链接：https://www.nowcoder.com/acm/contest/140/J
来源：牛客网
 

题目描述

White Rabbit has a rectangular farmland of n*m. In each of the grid there is a kind of plant. The plant in the j-th column of the i-th row belongs the a[i][j]-th type.
White Cloud wants to help White Rabbit fertilize plants, but the i-th plant can only adapt to the i-th fertilizer. If the j-th fertilizer is applied to the i-th plant (i!=j), the plant will immediately die.
Now White Cloud plans to apply fertilizers T times. In the i-th plan, White Cloud will use k[i]-th fertilizer to fertilize all the plants in a rectangle [x1[i]...x2[i]][y1[i]...y2[i]].
White rabbits wants to know how many plants would eventually die if they were to be fertilized according to the expected schedule of White Cloud.

 

 

输入描述:

The first line of input contains 3 integers n,m,T(n*m<=1000000,T<=1000000)
For the next n lines, each line contains m integers in range[1,n*m] denoting the type of plant in each grid.
For the next T lines, the i-th line contains 5 integers x1,y1,x2,y2,k(1<=x1<=x2<=n,1<=y1<=y2<=m,1<=k<=n*m)

输出描述:

Print an integer, denoting the number of plants which would die.

 

示例1

输入

2 2 2
1 2
2 3
1 1 2 2 2
2 1 2 1 1

输出

3

 给出一个n*m的田地矩阵，每个格子上种着一种植物。给格子施肥t次，每一次给出五个数字，x1，y1，x2，y2，k，要施肥的区域坐标和要施的肥料种类。如果植物和施肥种类不匹配，植物会死亡。问最终会死多少个植物。

思路：

  用二维树状数组维护每个格子施肥种类总和和施肥次数，最后判断植物种类*施肥次数==施肥种类总和，如果相等，这个格子植物就没有死。但如果一个格子植物种类是3，施的肥料分别是1、2、4、5，满足上面判断条件，但这个植物还是死了。

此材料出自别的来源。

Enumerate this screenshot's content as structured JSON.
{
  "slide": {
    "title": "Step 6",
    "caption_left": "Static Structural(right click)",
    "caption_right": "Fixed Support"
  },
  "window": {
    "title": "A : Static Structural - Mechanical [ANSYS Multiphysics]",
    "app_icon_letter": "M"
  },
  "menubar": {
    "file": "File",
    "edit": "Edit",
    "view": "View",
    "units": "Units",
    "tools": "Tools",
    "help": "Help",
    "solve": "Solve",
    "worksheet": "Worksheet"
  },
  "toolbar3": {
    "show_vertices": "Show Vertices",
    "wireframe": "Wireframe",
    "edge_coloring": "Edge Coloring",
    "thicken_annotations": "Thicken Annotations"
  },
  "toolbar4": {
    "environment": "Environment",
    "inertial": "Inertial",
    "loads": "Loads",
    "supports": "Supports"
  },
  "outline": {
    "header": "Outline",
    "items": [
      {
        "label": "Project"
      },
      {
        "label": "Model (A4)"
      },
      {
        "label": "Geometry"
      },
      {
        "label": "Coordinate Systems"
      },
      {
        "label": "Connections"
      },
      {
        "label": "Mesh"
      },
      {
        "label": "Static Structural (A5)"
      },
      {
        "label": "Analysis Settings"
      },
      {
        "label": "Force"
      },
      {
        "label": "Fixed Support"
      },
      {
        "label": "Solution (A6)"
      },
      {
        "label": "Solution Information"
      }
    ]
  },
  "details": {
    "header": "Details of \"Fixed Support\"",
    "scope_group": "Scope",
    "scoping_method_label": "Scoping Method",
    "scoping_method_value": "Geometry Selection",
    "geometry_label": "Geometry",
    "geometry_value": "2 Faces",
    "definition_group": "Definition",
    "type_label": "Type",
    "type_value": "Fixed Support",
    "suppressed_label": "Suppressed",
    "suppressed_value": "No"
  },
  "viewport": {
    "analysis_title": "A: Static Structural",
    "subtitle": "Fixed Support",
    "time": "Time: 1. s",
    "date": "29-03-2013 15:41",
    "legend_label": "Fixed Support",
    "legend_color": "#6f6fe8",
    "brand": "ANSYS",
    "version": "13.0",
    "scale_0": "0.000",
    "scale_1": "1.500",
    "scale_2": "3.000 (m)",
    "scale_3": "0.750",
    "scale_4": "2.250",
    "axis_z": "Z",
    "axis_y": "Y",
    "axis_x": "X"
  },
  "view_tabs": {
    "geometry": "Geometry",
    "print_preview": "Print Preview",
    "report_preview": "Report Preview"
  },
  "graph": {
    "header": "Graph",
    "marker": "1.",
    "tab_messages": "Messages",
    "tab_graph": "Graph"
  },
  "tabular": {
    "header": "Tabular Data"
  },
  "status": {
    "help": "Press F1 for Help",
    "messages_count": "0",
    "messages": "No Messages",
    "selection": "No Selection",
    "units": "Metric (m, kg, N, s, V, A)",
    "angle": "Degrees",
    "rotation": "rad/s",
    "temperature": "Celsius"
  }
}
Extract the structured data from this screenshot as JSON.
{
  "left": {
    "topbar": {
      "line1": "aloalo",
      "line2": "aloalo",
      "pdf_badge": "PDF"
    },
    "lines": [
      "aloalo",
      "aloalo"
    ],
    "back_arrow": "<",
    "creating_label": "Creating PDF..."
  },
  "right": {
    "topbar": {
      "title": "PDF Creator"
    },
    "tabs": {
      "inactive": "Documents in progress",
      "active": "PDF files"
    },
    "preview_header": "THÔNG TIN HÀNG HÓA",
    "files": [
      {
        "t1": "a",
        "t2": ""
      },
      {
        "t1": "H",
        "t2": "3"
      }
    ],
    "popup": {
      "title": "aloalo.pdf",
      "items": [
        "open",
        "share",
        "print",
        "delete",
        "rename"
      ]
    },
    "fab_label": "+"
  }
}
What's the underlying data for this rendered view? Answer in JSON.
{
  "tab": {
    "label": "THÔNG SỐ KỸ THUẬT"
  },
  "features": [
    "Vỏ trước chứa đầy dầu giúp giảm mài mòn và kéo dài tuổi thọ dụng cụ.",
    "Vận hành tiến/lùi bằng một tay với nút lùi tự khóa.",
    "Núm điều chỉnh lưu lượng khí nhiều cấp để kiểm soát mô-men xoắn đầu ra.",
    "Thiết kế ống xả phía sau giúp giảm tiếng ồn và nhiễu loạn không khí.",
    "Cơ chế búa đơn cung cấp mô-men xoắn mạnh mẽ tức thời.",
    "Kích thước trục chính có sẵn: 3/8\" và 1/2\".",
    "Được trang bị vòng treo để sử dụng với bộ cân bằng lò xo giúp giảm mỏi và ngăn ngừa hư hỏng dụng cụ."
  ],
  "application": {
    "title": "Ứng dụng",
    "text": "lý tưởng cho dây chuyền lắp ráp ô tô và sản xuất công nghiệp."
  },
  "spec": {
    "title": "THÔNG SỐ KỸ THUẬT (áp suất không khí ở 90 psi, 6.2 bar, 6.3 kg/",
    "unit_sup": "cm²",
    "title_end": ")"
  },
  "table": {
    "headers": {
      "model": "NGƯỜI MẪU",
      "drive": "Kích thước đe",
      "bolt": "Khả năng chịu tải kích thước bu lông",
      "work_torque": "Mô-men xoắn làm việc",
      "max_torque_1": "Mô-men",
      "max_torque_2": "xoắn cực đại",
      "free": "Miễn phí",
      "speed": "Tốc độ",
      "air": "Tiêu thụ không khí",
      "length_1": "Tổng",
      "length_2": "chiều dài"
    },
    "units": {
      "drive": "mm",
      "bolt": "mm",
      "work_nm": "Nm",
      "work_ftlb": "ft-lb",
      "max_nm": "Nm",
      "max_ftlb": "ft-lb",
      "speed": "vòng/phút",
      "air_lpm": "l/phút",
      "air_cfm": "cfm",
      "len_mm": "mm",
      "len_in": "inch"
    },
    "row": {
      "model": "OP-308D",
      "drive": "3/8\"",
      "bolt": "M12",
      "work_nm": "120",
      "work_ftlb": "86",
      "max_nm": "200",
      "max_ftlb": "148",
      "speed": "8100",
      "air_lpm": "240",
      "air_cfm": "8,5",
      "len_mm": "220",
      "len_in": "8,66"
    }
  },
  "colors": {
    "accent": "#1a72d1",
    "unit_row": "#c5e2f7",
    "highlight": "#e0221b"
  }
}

  用随机数处理这个问题，因为随机数分布离散，上面这种情况几乎不可能发生。

#include
using namespace std;

typedef long long ll;
const int maxn=1e6+10;

int a[maxn],cnt[maxn],ran[maxn];
ll sum[maxn];
int n,m,t,x,y,z,w,k;

int lowbit(int x){
    return x&-x;
}
void update(int x,int y,int add,int d)
{
    int tempy=y;
    while(x<=n)
    {
        y=tempy;
        while(y<=m)
        {
            sum[(x-1)*m+y-1]+=add;
            cnt[(x-1)*m+y-1]+=d;
            y+=lowbit(y);
        }
        x+=lowbit(x);
    }
}
bool query(int x,int y)
{
    ll rets=0,retc=0;
    int tmp=ran[a[(x-1)*m+y-1]];
    int tempy=y;
    while(x>0){
        y=tempy;
        while(y>0){
            rets+=sum[(x-1)*m+y-1];
            retc+=cnt[(x-1)*m+y-1];
            y-=lowbit(y);
        }
        x-=lowbit(x);
    }
    if(rets==retc*tmp) return true;
    else return false;
}
void init(){
    for(int i=0;i